If the characteristic symptoms of an ischemic stroke are identified, it is very important to call 192, the emergency number in Brazil, or 112, the emergency number in Portugal, to have an assessment, as soon as possible, of the person's situation.See what first aid is for stroke.
2. Deep Vein Thrombosis (DVT)
Thick blood can lead to clot formation, which can lead to a blockage of a vein, preventing blood circulation and increasing the risk of thrombosis, which causes symptoms such as pain and swelling at the site, more often in the legs and changes in the color of the skin site. Check out other symptoms of deep vein thrombosis.
3. Pulmonary embolism
Pulmonary embolism occurs when a clot, which can form due to thick blood, blocks a blood vessel in the lungs, decreasing the flow of blood to the lungs, which causes difficulty breathing, feeling short of breath breath, chest pain, cough, increased heart rate, or dizziness.
If there are at least two of the symptoms of pulmonary embolism, it is recommended to go to the emergency room or call an ambulance so that the doctor can evaluate the symptoms and adapt the treatment, as soon as possible, since it can take to serious sequelae and lead to death.

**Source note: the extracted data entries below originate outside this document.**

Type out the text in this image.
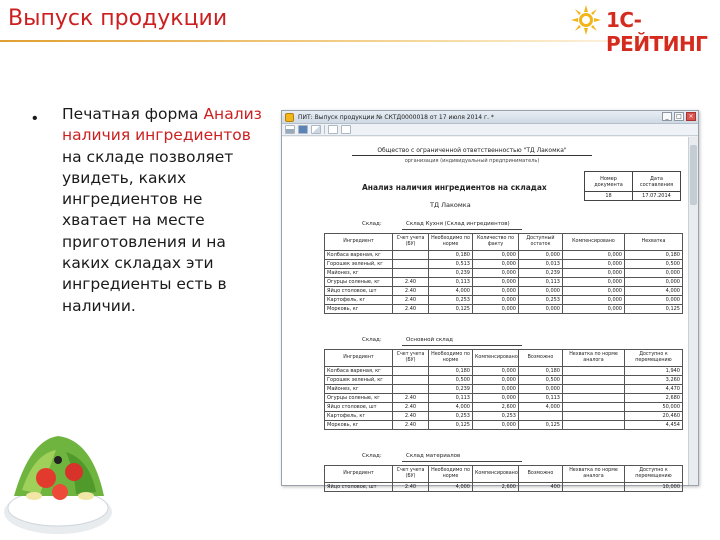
Выпуск продукции	1С-РЕЙТИНГ
• Печатная форма Анализ наличия ингредиентов на складе позволяет увидеть, каких ингредиентов не хватает на месте приготовления и на каких складах эти ингредиенты есть в наличии.
ПИТ: Выпуск продукции № СКТД0000018 от 17 июля 2014 г. *	_	□	×
Общество с ограниченной ответственностью "ТД Лакомка"
организация (индивидуальный предприниматель)
Номер документа	Дата составления
18	17.07.2014
Анализ наличия ингредиентов на складах
ТД Лакомка
Склад:	Склад Кухня (Склад ингредиентов)
Ингредиент	Счет учета (БУ)	Необходимо по норме	Количество по факту	Доступный остаток	Компенсировано	Нехватка
Колбаса вареная, кг		0,180	0,000	0,000	0,000	0,180
Горошек зеленый, кг		0,513	0,000	0,013	0,000	0,500
Майонез, кг		0,239	0,000	0,239	0,000	0,000
Огурцы соленые, кг	2.40	0,113	0,000	0,113	0,000	0,000
Яйцо столовое, шт	2.40	4,000	0,000	0,000	0,000	4,000
Картофель, кг	2.40	0,253	0,000	0,253	0,000	0,000
Морковь, кг	2.40	0,125	0,000	0,000	0,000	0,125
Склад:	Основной склад
Ингредиент	Счет учета (БУ)	Необходимо по норме	Компенсировано	Возможно	Нехватка по норме аналога	Доступно к перемещению
Колбаса вареная, кг		0,180	0,000	0,180		1,940
Горошек зеленый, кг		0,500	0,000	0,500		3,260
Майонез, кг		0,239	0,000	0,000		4,470
Огурцы соленые, кг	2.40	0,113	0,000	0,113		2,680
Яйцо столовое, шт	2.40	4,000	2,600	4,000		50,000
Картофель, кг	2.40	0,253	0,253			20,460
Морковь, кг	2.40	0,125	0,000	0,125		4,454
Склад:	Склад материалов
Ингредиент	Счет учета (БУ)	Необходимо по норме	Компенсировано	Возможно	Нехватка по норме аналога	Доступно к перемещению
Яйцо столовое, шт	2.40	4,000	2,600	400		10,000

4. Acute myocardial infarction
Acute myocardial infarction, also known as a heart attack, happens when one of the arteries of the heart becomes clogged by a clot, which can be a consequence of thick blood. This prevents the transport of oxygen needed for the heart muscles to work. In this way, the heart muscles do not work properly, leading to symptoms such as severe and intense pain in the chest, which can radiate to the left arm, shortness of breath and dizziness.

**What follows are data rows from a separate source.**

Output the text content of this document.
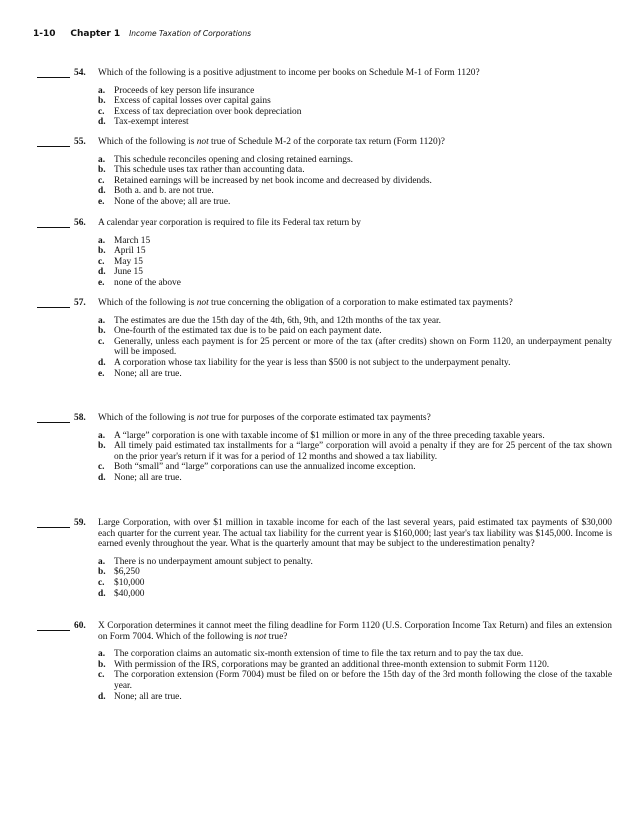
1-10 Chapter 1 Income Taxation of Corporations
54. Which of the following is a positive adjustment to income per books on Schedule M-1 of Form 1120?
a. Proceeds of key person life insurance
b. Excess of capital losses over capital gains
c. Excess of tax depreciation over book depreciation
d. Tax-exempt interest
55. Which of the following is not true of Schedule M-2 of the corporate tax return (Form 1120)?
a. This schedule reconciles opening and closing retained earnings.
b. This schedule uses tax rather than accounting data.
c. Retained earnings will be increased by net book income and decreased by dividends.
d. Both a. and b. are not true.
e. None of the above; all are true.
56. A calendar year corporation is required to file its Federal tax return by
a. March 15
b. April 15
c. May 15
d. June 15
e. none of the above
57. Which of the following is not true concerning the obligation of a corporation to make estimated tax payments?
a. The estimates are due the 15th day of the 4th, 6th, 9th, and 12th months of the tax year.
b. One-fourth of the estimated tax due is to be paid on each payment date.
c. Generally, unless each payment is for 25 percent or more of the tax (after credits) shown on Form 1120, an underpayment penalty will be imposed.
d. A corporation whose tax liability for the year is less than $500 is not subject to the underpayment penalty.
e. None; all are true.
58. Which of the following is not true for purposes of the corporate estimated tax payments?
a. A “large” corporation is one with taxable income of $1 million or more in any of the three preceding taxable years.
b. All timely paid estimated tax installments for a “large” corporation will avoid a penalty if they are for 25 percent of the tax shown on the prior year's return if it was for a period of 12 months and showed a tax liability.
c. Both “small” and “large” corporations can use the annualized income exception.
d. None; all are true.
59. Large Corporation, with over $1 million in taxable income for each of the last several years, paid estimated tax payments of $30,000 each quarter for the current year. The actual tax liability for the current year is $160,000; last year's tax liability was $145,000. Income is earned evenly throughout the year. What is the quarterly amount that may be subject to the underestimation penalty?
a. There is no underpayment amount subject to penalty.
b. $6,250
c. $10,000
d. $40,000
60. X Corporation determines it cannot meet the filing deadline for Form 1120 (U.S. Corporation Income Tax Return) and files an extension on Form 7004. Which of the following is not true?
a. The corporation claims an automatic six-month extension of time to file the tax return and to pay the tax due.
b. With permission of the IRS, corporations may be granted an additional three-month extension to submit Form 1120.
c. The corporation extension (Form 7004) must be filed on or before the 15th day of the 3rd month following the close of the taxable year.
d. None; all are true.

In the presence of these symptoms, it is important to go to the nearest hospital or emergency room so that tests can be performed to help identify the infarction and, thus, initiate the most appropriate treatment.
5. Renal vein thrombosis
Renal vein thrombosis happens when there is an obstruction of one or both renal veins, due to clots that can be due to thick blood, which results in kidney damage, causing sudden pain in the region between the ribs and the hip or presence of blood in the urine.
How is the treatment
Treatment for thick blood should be indicated by the general practitioner or hematologist and aims to make the blood thinner, and the use of anticoagulant drugs such as warfarin, apixabo, clexane and xarelto, for example, is indicated for this.. These medications should not be started without medical advice, as there may be an increased risk of major bleeding.
Furthermore, it is important that the person is careful with their diet, as it is possible that the treatment with medication is more effective and it is possible to prevent the formation of other clots.
The food for thick blood aims to improve blood circulation and prevent clot formation and, for that, it is recommended to consume foods rich in vitamin C, D, E and K, since these vitamins have an anticoagulant effect.However, it is important that these foods are consumed according to the nutritionist's recommendation, as consumption in large amounts can reduce the effectiveness of the drugs used, which can bring complications.
Thus, foods rich in these vitamins, such as acerola, orange, salmon, cod liver oil, sunflower seed, hazelnut, spinach and broccoli, should be part of the daily diet and consumed according to medical recommendations. Discover other foods that help improve blood circulation.
Also, during treatment with anticoagulants, it is important to be careful when consuming garlic, ginseng, horse chestnut, boldo, guarana or arnica, as they may interact with the drugs and reduce their effect.